Steph Curry knows there will be some confusion for offensive-minded players with the NBA's rule change to eliminate foul-baiting techniques.
But former NBA Defensive Player of the Year Draymond Green is excited the league is planning to clamp down on offensive players' ability to "cheat the system." If the NBA actually enforces it, that is.
"I think over the course of my 10 years -- going into my 10th year -- I've seen some point of emphasis not make it too far past the preseason," Green said Tuesday at shootaround prior to the Warriors' preseason game vs. the Los Angeles Lakers (h/t Anthony Slater).
"We'll see how long this one goes. But it's very funny seeing some of this s--t not get called. As a defender, that's exciting because, and I've spoken on it before, as a defender you feel like you can't do anything. Everything is tailored for the advantage to the offensive player. As a defender, it's exciting to me.
"I remember when the rules first came out we were on the bus to practice and I started yelling like, 'Yeah, motherf--kers! Y'all ain't getting away with that s--t no more.' ... At the end of the day, I think the skill in this league is probably at an all-time high, so guys are going to score the basketball regardless. But it does help to know that you will have more of a fair opportunity as a defender and guys can't just cheat the system. Because guys got really good at cheating the system. So, that's good to see."
Curry told The Athletic's David Aldridge and Marcus Thompson II that there will be a "shock factor" for players initially as they adjust to the new whistle.

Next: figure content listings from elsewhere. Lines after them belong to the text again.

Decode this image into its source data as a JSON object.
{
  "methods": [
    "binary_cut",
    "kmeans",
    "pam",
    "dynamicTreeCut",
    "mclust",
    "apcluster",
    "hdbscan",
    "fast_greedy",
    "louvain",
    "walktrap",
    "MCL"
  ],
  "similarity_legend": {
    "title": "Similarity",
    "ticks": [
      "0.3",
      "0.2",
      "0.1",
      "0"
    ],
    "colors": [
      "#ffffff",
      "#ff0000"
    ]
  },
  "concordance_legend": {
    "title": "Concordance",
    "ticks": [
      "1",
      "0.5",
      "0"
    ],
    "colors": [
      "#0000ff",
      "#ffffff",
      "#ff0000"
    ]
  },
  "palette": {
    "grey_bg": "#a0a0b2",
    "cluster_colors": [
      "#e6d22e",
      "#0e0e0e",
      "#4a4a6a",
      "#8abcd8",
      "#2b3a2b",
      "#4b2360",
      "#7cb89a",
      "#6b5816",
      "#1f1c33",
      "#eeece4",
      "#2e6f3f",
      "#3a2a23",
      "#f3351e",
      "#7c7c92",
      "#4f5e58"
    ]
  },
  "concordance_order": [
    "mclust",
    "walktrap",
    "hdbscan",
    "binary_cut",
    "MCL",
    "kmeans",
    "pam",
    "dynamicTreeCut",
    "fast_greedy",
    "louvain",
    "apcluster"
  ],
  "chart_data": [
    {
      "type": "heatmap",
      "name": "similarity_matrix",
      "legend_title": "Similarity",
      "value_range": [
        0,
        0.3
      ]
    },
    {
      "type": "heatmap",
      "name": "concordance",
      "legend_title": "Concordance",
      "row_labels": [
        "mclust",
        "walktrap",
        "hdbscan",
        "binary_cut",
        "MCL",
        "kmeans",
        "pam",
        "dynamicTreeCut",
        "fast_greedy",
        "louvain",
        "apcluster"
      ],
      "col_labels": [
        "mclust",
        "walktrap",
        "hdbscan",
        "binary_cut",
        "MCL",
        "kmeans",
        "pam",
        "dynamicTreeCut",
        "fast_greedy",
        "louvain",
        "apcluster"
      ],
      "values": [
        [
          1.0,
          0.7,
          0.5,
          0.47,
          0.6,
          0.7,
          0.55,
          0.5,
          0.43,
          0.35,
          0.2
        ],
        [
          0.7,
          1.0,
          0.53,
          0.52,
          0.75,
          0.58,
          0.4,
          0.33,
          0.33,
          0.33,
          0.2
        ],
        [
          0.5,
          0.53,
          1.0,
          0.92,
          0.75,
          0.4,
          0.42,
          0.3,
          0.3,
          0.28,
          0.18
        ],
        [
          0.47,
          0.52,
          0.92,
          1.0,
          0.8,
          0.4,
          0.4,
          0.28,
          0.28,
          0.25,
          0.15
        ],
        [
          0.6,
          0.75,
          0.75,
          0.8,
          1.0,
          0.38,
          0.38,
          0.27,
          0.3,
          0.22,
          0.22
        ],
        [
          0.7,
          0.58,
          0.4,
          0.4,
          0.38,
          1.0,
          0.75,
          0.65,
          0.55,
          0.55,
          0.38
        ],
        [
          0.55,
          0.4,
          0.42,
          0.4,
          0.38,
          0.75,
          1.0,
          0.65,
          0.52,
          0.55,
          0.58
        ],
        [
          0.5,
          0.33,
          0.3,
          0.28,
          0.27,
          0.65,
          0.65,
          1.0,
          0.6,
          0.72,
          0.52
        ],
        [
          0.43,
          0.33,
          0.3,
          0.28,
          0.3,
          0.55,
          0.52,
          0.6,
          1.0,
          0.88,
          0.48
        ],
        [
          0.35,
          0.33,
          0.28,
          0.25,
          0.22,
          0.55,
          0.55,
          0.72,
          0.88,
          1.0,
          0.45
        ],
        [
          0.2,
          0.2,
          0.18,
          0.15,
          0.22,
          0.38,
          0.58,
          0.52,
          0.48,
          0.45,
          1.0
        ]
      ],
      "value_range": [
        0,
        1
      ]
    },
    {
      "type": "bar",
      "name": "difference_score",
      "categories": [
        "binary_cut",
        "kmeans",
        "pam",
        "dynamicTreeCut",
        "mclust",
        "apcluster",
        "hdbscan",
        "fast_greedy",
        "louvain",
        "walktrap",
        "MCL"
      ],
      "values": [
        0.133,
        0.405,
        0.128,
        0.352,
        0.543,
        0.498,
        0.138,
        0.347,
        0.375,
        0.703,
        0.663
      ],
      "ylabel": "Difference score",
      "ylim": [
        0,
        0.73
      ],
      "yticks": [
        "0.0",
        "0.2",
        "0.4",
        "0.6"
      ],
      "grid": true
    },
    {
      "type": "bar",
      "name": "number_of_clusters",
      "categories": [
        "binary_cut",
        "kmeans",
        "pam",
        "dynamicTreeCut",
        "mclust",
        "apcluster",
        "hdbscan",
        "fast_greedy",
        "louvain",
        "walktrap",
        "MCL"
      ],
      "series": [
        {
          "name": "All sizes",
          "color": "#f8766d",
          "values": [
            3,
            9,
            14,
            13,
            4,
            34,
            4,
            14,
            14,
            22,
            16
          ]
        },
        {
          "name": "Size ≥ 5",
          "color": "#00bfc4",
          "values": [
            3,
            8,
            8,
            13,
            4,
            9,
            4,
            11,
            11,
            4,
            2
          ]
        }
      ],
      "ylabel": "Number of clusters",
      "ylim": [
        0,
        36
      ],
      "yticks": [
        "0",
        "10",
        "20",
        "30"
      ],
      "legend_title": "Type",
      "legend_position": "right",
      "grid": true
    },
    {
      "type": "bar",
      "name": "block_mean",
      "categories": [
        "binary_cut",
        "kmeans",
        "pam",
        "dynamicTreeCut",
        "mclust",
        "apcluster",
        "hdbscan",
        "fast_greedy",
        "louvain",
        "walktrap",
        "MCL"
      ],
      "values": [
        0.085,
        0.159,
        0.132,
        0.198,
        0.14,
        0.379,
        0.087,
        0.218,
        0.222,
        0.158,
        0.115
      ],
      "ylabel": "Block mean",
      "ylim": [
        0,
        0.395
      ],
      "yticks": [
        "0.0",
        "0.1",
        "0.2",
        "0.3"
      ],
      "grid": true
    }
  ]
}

“I knew there was going to be kind of a shock factor to it, there was going to be some confusion, possibly frustration from the players’ perspective, because you’re so used to certain reads, and that muscle memory takes over,” Curry said. “. … Like [Monday] night, I did lean forward, the game in Portland, I leaned forward a lot. That’s kind of a judgment call, in terms of, is the defender truly stopping and still in legal guarding position, or am I the one truly initiating the contact?
"There’s going to be that gray area there. Obviously, I lost that conversation. The other ones where, as an offensive player, if you create the advantage, then I feel you should be able to use that, no matter what. Especially like the one-on-one situation where, if I get by somebody and then they’re out of control, they run into me, I should be able to take advantage of that. The one, like it’s in transition and you’re in open space and you’re just seeking contact, there’s no place in the game for that."
With the NBA season a week away, we are about to find out how big of a point of emphasis the league wants to put on eliminating foul-baiting techniques.